Marketing ROI Fallacy
The Marketing ROI Fallacy is the mistaken belief that maximizing ROI should be the primary goal of marketing. In reality, maximizing ROI inhibits growth because it forces you to spend only on the 'cheapest' conversions (low hanging fruit). The true goal is to maximize *Total Profit* (dollars in the bank), which often requires accepting a lower ROI on higher spend volume.
The Short Version
You can't pay rent with ROI percentages. You pay rent with profit dollars.
Prerequisites
The Tiny Profitable Business
You optimize for 10x ROAS. Your business shrinks to $10k/month revenue.

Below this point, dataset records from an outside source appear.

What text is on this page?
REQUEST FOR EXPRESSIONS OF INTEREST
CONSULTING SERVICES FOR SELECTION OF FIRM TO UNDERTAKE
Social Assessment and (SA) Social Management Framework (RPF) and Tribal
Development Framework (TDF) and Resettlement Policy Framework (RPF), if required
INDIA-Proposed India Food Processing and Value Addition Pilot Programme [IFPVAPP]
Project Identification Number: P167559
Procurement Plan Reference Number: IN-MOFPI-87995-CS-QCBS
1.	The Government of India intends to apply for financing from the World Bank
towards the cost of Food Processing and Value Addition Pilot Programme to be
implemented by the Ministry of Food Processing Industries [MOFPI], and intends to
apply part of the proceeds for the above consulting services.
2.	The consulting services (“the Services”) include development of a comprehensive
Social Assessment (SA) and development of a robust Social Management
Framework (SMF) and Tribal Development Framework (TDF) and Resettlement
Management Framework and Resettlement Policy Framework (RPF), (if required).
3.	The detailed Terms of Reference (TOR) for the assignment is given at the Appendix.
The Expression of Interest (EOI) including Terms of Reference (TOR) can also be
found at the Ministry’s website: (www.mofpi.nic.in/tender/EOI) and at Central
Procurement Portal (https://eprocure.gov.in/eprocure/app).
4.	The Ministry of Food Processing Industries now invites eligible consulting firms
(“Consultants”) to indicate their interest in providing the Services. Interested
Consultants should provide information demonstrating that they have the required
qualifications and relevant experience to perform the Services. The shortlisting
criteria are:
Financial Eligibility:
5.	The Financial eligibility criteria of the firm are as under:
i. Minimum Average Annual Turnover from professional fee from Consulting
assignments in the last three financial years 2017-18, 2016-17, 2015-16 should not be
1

Your competitor accepts 3x ROAS and scales to $10M/month revenue. They capture the market while you capture a high score on a dashboard.
How it works
Calculate Total Contribution Margin at current spend
Model scenarios with lower efficiency but higher volume
Choose the scenario with the highest absolute dollar profit
Common Misconceptions
Killing a campaign because its ROAS dropped from 4.0 to 3.0 (even though it drove more profit)
Judging new channels by the efficiency of mature channels
Ignoring the Law of Diminishing Returns
Frequently Asked Questions
QShould I ignore ROI?
No. ROI must stay above your break-even hurdle rate. But maximizing it essentially means refusing to scale.